There, basic procedures can be done to stabilize the patient, for air-strategic evacuation with onboard intensive–care units flying at 37,000 feet to get the patient to a level-4 or level-5 trauma medical center where advanced care is provided.

The trauma system and other key advances in the last decade of combat medicine have produced the lowest death rate in the history of recorded warfare, he said, while at the same time creating greater challenges in rehabilitation.
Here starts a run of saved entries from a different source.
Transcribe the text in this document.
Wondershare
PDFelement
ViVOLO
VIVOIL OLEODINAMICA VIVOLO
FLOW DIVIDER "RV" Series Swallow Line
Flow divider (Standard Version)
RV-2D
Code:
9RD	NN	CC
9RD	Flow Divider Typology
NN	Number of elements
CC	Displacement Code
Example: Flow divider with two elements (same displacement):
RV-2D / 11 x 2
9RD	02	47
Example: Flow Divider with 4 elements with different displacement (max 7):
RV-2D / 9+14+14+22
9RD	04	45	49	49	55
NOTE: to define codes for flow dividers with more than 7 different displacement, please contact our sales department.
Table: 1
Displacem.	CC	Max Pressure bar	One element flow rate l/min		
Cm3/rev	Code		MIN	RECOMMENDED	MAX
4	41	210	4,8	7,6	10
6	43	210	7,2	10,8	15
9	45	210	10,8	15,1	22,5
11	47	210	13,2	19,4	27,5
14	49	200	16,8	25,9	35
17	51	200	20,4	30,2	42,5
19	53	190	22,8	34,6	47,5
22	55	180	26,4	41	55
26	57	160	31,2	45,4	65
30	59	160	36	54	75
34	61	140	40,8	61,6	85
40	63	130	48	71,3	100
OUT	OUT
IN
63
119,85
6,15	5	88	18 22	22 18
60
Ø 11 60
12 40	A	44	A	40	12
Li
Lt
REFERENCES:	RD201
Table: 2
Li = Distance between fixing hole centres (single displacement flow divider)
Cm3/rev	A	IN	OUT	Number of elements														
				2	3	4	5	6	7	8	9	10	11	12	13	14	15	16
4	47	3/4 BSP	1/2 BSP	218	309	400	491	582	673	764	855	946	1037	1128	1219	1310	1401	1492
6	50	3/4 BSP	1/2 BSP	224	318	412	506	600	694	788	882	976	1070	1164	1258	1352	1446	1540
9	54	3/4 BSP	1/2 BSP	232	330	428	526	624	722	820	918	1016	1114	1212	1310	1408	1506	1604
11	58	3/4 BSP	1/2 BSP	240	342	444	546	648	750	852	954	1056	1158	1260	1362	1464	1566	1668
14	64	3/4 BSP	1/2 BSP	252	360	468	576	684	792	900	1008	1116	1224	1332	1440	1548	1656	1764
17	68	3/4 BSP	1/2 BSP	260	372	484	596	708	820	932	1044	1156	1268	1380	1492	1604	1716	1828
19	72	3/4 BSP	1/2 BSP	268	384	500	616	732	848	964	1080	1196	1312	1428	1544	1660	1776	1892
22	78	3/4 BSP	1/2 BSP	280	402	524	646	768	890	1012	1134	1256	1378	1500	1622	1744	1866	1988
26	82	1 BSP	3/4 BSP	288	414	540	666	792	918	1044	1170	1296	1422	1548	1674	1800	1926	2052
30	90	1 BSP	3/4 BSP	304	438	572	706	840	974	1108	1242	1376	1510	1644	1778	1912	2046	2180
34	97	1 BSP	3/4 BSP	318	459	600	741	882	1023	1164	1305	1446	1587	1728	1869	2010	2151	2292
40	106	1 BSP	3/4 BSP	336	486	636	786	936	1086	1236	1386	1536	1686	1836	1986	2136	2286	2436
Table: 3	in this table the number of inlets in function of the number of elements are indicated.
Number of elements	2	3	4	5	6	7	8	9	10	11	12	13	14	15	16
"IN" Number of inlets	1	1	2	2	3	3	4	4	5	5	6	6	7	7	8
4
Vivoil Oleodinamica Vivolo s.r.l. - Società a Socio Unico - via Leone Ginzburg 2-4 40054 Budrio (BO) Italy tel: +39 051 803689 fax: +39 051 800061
Combat care goes beyond healing wounds, Woodson noted, because other complications can exist and affect the rehabilitation process -- such as brain or spinal cord injuries, pain management issues and sensory loss.

“We need to customize the rehabilitation strategy to the individual,” Woodson said. “Our mantra is to ‘create the ability, not define disability.’”

DOD is looking at rehabilitation holistically, he pointed out. “It’s about rebuilding their bodies, minds and spirits, and making them economically whole and rebuilding family units.”

Improvements in prosthetic technology have also advanced, Woodson said, adding that implants for prostheses also are in the near future.

“{Prosthetic implants are] light years ahead of what we had and give much more functionality," adding that such technology would be particularly helpful for upper extremities.

“With [the newest technology in] prosthetics is earlier mobility and independence, which is vocationally and psychologically satisfying,” Woodson noted.

“There is a new type of wounded warrior,” Woodson said. “In the era of the all-volunteer force, wounded warriors see themselves as professional warriors and aren’t ready to divest themselves of that identity.”

Because of medical advancements, about 24 percent of wounded warriors stay on active duty and many have returned to combat, he said, adding in some cases, service members with double amputations, spinal cord injuries and sight impairment have remained on active duty.

“Some of those folks have been in command positions and are uniquely suited to command wounded warrior battalions, because it’s about their cognitive ability, their leadership and ability to role model that is so important in those positions.”